Maintaining the proper internal operating temperature of the storage server is crucial to the health of the storage server. To prevent storage server shutdown and damage to components, address over temperature and hardware-related issues as soon as they occur. If your storage server has a temperature-related fault, the cause of the problem might be:
Storage server component cooling relies on the movement of cool air through the storage server. The cool air is pulled into the storage server from its external environment. If the ambient temperature of the storage server's external environment is too high, cooling does not occur, and the internal temperature of the storage server and its components increases. This can cause poor storage server performance or a failure of one or more components.
Action: Check the ambient temperature of the storage server space against the environmental specifications for the storage server. If the temperature is not within the required operating range, remedy the situation immediately.
Prevention: Periodically check the ambient temperature of the storage server space to ensure that it is within the required range, especially if you have made any changes to the storage server space (for example, added additional storage servers). The temperature must be consistent and stable.

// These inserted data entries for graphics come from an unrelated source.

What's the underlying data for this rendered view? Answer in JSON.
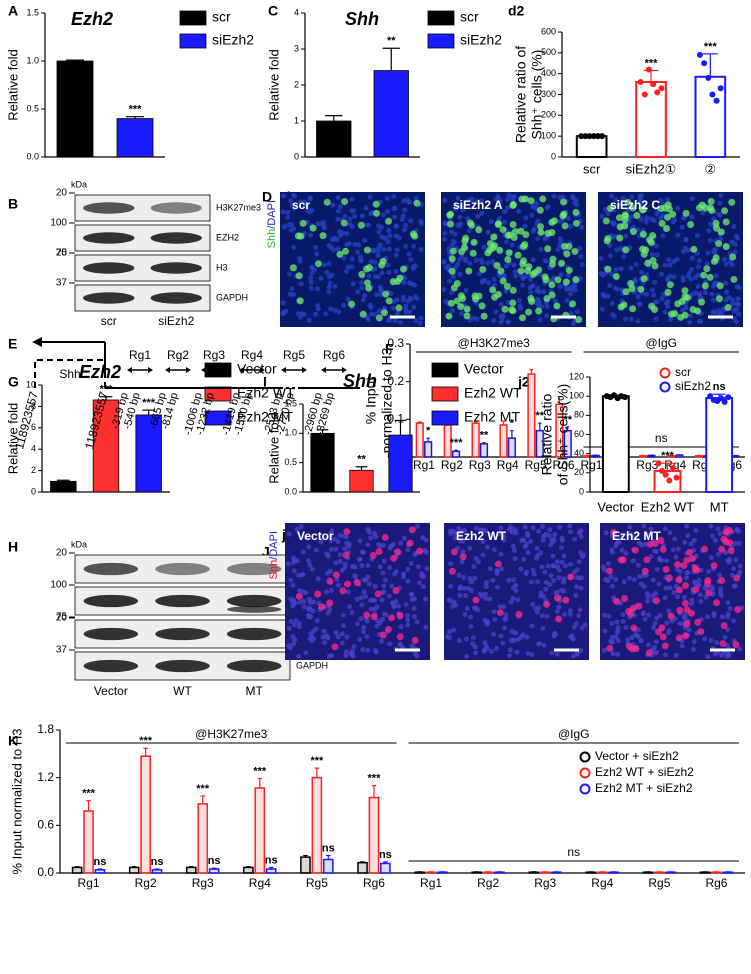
{
  "panel_labels": [
    "A",
    "C",
    "d2",
    "B",
    "D",
    "d1",
    "E",
    "F",
    "G",
    "I",
    "j2",
    "H",
    "J",
    "j1",
    "K"
  ],
  "chart_data": [
    {
      "type": "bar",
      "title": "Ezh2",
      "ylabel": "Relative fold",
      "categories": [
        "scr",
        "siEzh2"
      ],
      "values": [
        1.0,
        0.4
      ],
      "errors": [
        0.01,
        0.02
      ],
      "colors": [
        "#000000",
        "#1a1aff"
      ],
      "bar_style": "solid",
      "annotations": [
        null,
        "***"
      ],
      "legend": "right",
      "ylim": [
        0,
        1.5
      ],
      "yticks": [
        {
          "value": 0,
          "label": "0.0"
        },
        0.5,
        {
          "value": 1,
          "label": "1.0"
        },
        1.5
      ]
    },
    {
      "type": "bar",
      "title": "Shh",
      "ylabel": "Relative fold",
      "categories": [
        "scr",
        "siEzh2"
      ],
      "values": [
        1.0,
        2.4
      ],
      "errors": [
        0.15,
        0.62
      ],
      "colors": [
        "#000000",
        "#1a1aff"
      ],
      "bar_style": "solid",
      "annotations": [
        null,
        "**"
      ],
      "legend": "right",
      "ylim": [
        0,
        4
      ],
      "yticks": [
        0,
        1,
        2,
        3,
        4
      ]
    },
    {
      "type": "bar",
      "ylabel": [
        "Relative ratio of",
        "Shh⁺ cells (%)"
      ],
      "categories": [
        "scr",
        "siEzh2①",
        "②"
      ],
      "values": [
        100,
        360,
        385
      ],
      "errors": [
        5,
        55,
        110
      ],
      "colors": [
        "#000000",
        "#ff2020",
        "#1a1aff"
      ],
      "bar_style": "hollow",
      "annotations": [
        null,
        "***",
        "***"
      ],
      "points": [
        [
          100,
          100,
          100,
          100,
          100,
          100
        ],
        [
          360,
          300,
          420,
          350,
          310,
          330
        ],
        [
          490,
          450,
          380,
          300,
          270,
          330
        ]
      ],
      "ylim": [
        0,
        600
      ],
      "yticks": [
        0,
        100,
        200,
        300,
        400,
        500,
        600
      ]
    },
    {
      "type": "bar",
      "ylabel": [
        "% Input",
        "normalized to H3"
      ],
      "categories": [
        "Rg1",
        "Rg2",
        "Rg3",
        "Rg4",
        "Rg5",
        "Rg6",
        "Rg1",
        "Rg2",
        "Rg3",
        "Rg4",
        "Rg5",
        "Rg6"
      ],
      "groups": [
        "@H3K27me3",
        "@IgG"
      ],
      "group_notes": [
        null,
        "ns"
      ],
      "bar_style": "tinted",
      "legend": "upper right",
      "series": [
        {
          "name": "scr",
          "color": "#ff2020",
          "values": [
            0.09,
            0.085,
            0.09,
            0.085,
            0.22,
            0.14,
            0.003,
            0.003,
            0.003,
            0.003,
            0.003,
            0.003
          ],
          "errors": [
            0.003,
            0.01,
            0.004,
            0.01,
            0.012,
            0.02,
            0.001,
            0.001,
            0.001,
            0.001,
            0.001,
            0.001
          ],
          "annotations": [
            null,
            null,
            null,
            null,
            null,
            null,
            null,
            null,
            null,
            null,
            null,
            null
          ]
        },
        {
          "name": "siEzh2",
          "color": "#1a1acc",
          "values": [
            0.04,
            0.015,
            0.035,
            0.05,
            0.07,
            0.07,
            0.004,
            0.006,
            0.004,
            0.005,
            0.003,
            0.003
          ],
          "errors": [
            0.01,
            0.003,
            0.003,
            0.02,
            0.02,
            0.01,
            0.001,
            0.002,
            0.001,
            0.001,
            0.001,
            0.001
          ],
          "annotations": [
            "*",
            "***",
            "**",
            "*",
            "**",
            "**",
            null,
            null,
            null,
            null,
            null,
            null
          ]
        }
      ],
      "ylim": [
        0,
        0.3
      ],
      "yticks": [
        {
          "value": 0,
          "label": "0.0"
        },
        0.1,
        0.2,
        0.3
      ]
    },
    {
      "type": "bar",
      "title": "Ezh2",
      "ylabel": "Relative fold",
      "categories": [
        "Vector",
        "Ezh2 WT",
        "Ezh2 MT"
      ],
      "values": [
        1.0,
        8.6,
        7.2
      ],
      "errors": [
        0.1,
        0.3,
        0.45
      ],
      "colors": [
        "#000000",
        "#ff3030",
        "#1a1aff"
      ],
      "bar_style": "solid",
      "annotations": [
        null,
        "***",
        "***"
      ],
      "legend": "right",
      "ylim": [
        0,
        10
      ],
      "yticks": [
        0,
        2,
        4,
        6,
        8,
        10
      ]
    },
    {
      "type": "bar",
      "title": "Shh",
      "ylabel": "Relative fold",
      "categories": [
        "Vector",
        "Ezh2 WT",
        "Ezh2 MT"
      ],
      "values": [
        1.0,
        0.37,
        0.97
      ],
      "errors": [
        0.06,
        0.06,
        0.25
      ],
      "colors": [
        "#000000",
        "#ff3030",
        "#1a1aff"
      ],
      "bar_style": "solid",
      "annotations": [
        null,
        "**",
        null
      ],
      "legend": "right",
      "ylim": [
        0,
        1.5
      ],
      "yticks": [
        {
          "value": 0,
          "label": "0.0"
        },
        0.5,
        {
          "value": 1,
          "label": "1.0"
        },
        1.5
      ]
    },
    {
      "type": "bar",
      "ylabel": [
        "Relative ratio",
        "of Shh⁺ cells(%)"
      ],
      "categories": [
        "Vector",
        "Ezh2 WT",
        "MT"
      ],
      "values": [
        100,
        22,
        98
      ],
      "errors": [
        1,
        8,
        4
      ],
      "colors": [
        "#000000",
        "#ff2020",
        "#1a1aff"
      ],
      "bar_style": "hollow",
      "annotations": [
        null,
        "***",
        "ns"
      ],
      "points": [
        [
          100,
          99,
          101,
          98,
          100,
          99
        ],
        [
          30,
          22,
          18,
          12,
          25,
          15
        ],
        [
          100,
          96,
          95,
          98,
          94,
          99
        ]
      ],
      "ylim": [
        0,
        120
      ],
      "yticks": [
        0,
        20,
        40,
        60,
        80,
        100,
        120
      ]
    },
    {
      "type": "bar",
      "ylabel": "% Input normalized to H3",
      "categories": [
        "Rg1",
        "Rg2",
        "Rg3",
        "Rg4",
        "Rg5",
        "Rg6",
        "Rg1",
        "Rg2",
        "Rg3",
        "Rg4",
        "Rg5",
        "Rg6"
      ],
      "groups": [
        "@H3K27me3",
        "@IgG"
      ],
      "group_notes": [
        null,
        "ns"
      ],
      "bar_style": "tinted",
      "legend": "upper right",
      "series": [
        {
          "name": "Vector + siEzh2",
          "color": "#000000",
          "values": [
            0.07,
            0.07,
            0.07,
            0.07,
            0.2,
            0.13,
            0.01,
            0.01,
            0.01,
            0.01,
            0.01,
            0.01
          ],
          "errors": [
            0.01,
            0.01,
            0.01,
            0.01,
            0.02,
            0.01,
            0.005,
            0.005,
            0.005,
            0.005,
            0.005,
            0.005
          ],
          "annotations": [
            null,
            null,
            null,
            null,
            null,
            null,
            null,
            null,
            null,
            null,
            null,
            null
          ]
        },
        {
          "name": "Ezh2 WT + siEzh2",
          "color": "#ff2020",
          "values": [
            0.78,
            1.47,
            0.87,
            1.07,
            1.2,
            0.95,
            0.01,
            0.01,
            0.01,
            0.01,
            0.01,
            0.01
          ],
          "errors": [
            0.13,
            0.1,
            0.1,
            0.12,
            0.12,
            0.15,
            0.005,
            0.005,
            0.005,
            0.005,
            0.005,
            0.005
          ],
          "annotations": [
            "***",
            "***",
            "***",
            "***",
            "***",
            "***",
            null,
            null,
            null,
            null,
            null,
            null
          ]
        },
        {
          "name": "Ezh2 MT + siEzh2",
          "color": "#1a1aff",
          "values": [
            0.04,
            0.04,
            0.05,
            0.05,
            0.17,
            0.12,
            0.01,
            0.01,
            0.01,
            0.01,
            0.01,
            0.01
          ],
          "errors": [
            0.01,
            0.01,
            0.01,
            0.02,
            0.05,
            0.02,
            0.005,
            0.005,
            0.005,
            0.005,
            0.005,
            0.005
          ],
          "annotations": [
            "ns",
            "ns",
            "ns",
            "ns",
            "ns",
            "ns",
            null,
            null,
            null,
            null,
            null,
            null
          ]
        }
      ],
      "ylim": [
        0,
        1.8
      ],
      "yticks": [
        {
          "value": 0,
          "label": "0.0"
        },
        0.6,
        1.2,
        1.8
      ]
    }
  ],
  "blots": [
    {
      "kda": "kDa",
      "lanes": [
        "scr",
        "siEzh2"
      ],
      "rows": [
        {
          "protein": "H3K27me3",
          "markers": [
            20
          ]
        },
        {
          "protein": "EZH2",
          "markers": [
            100,
            75
          ]
        },
        {
          "protein": "H3",
          "markers": [
            20
          ]
        },
        {
          "protein": "GAPDH",
          "markers": [
            37
          ]
        }
      ]
    },
    {
      "kda": "kDa",
      "lanes": [
        "Vector",
        "WT",
        "MT"
      ],
      "rows": [
        {
          "protein": "H3K27me3",
          "markers": [
            20
          ]
        },
        {
          "protein": "EZH2",
          "markers": [
            100,
            75
          ]
        },
        {
          "protein": "H3",
          "markers": [
            20
          ]
        },
        {
          "protein": "GAPDH",
          "markers": [
            37
          ]
        }
      ]
    }
  ],
  "images": [
    {
      "stain": [
        "Shh",
        "/DAPI"
      ],
      "stain_colors": [
        "#22bb22",
        "#2222bb"
      ],
      "cell_color": "#6cf06c",
      "panels": [
        "scr",
        "siEzh2 A",
        "siEzh2 C"
      ]
    },
    {
      "stain": [
        "Shh",
        "/DAPI"
      ],
      "stain_colors": [
        "#ee1133",
        "#2222bb"
      ],
      "cell_color": "#ff2a88",
      "panels": [
        "Vector",
        "Ezh2 WT",
        "Ezh2 MT"
      ]
    }
  ],
  "diagram": {
    "gene": "Shh",
    "coords": [
      118923557,
      118923557
    ],
    "regions": [
      "Rg1",
      "Rg2",
      "Rg3",
      "Rg4",
      "Rg5",
      "Rg6"
    ],
    "distances": [
      "-319 bp",
      "-540 bp",
      "-665 bp",
      "-814 bp",
      "-1006 bp",
      "-1232 bp",
      "-1419 bp",
      "-1590 bp",
      "-2523 bp",
      "-2720 bp",
      "-2960 bp",
      "-3269 bp"
    ]
  }
}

The storage server cooling system uses fans to pull cool air in from the storage server front intake vents and exhaust warm air out the storage server back panel vents. If the front or back vents are blocked, the airflow through the storage server is disrupted and the cooling system fails to function properly causing the storage server internal temperature to rise.
Action: Inspect the storage server front and back panel vents for blockage from dust or debris. Additionally, inspect the storage server interior for improperly installed components or cables that can block the flow of air through the storage server.
Prevention: Periodically inspect and clean the storage server vents using an ESD certified vacuum cleaner. Ensure that all components, such as cards, cable, fans, air baffles and dividers are properly installed. Never operate the storage server without the top cover installed.
To function properly, the storage server has cooling areas that are maintained by an air baffle, component filler panels, and the storage server top cover. These storage server components need to be in place for the storage server to function as a sealed system. If internal cooling areas are compromised, the storage server cooling system, which relies on the movement of cool air through the storage server, cannot function properly, and the airflow inside the storage server becomes chaotic and non-directional.
Action: Inspect the storage server interior to ensure that the air baffle is properly installed. Ensure that all external-facing slots (storage drive, DVD, PCIe) are occupied with either a component or a component filler panel. Ensure that the storage server top cover is in place and sits flat and snug on top of the storage server.
Prevention: When servicing the storage server, ensure that the air baffle is installed correctly and that the storage server has no unoccupied external-facing slots. Never operate the storage server without the top cover installed.
Components, such as power supplies and fan modules, are an integral part of the storage server cooling system. When one of these components fails, the storage server internal temperature can rise. This rise in temperature can cause other components to enter into an over-temperature state. Additionally, some components, such as processors, might overheat when they are failing, which can also generate an over-temperature event.
To reduce the risk related to component failure, power supplies and fan modules are installed in pairs to provide redundancy. Redundancy ensures that if one component in the pair fails, the other functioning component can continue to maintain the subsystem. For example, power supplies serve a dual function; they provide both power and airflow. If one power supply fails, the other functioning power supply can maintain both the power and the cooling subsystems.
Action: Investigate the cause of the over-temperature event, and replace failed components immediately. For hardware troubleshooting information, see Troubleshooting Storage Server Hardware Faults.
Prevention: Component redundancy is provided to allow for component failure in critical subsystems, such as the cooling subsystem. However, once a component in a redundant system fails, the redundancy no longer exists, and the risk for storage server shutdown and component failures increases. Therefore, it is important to maintain redundant systems and replace failed components immediately.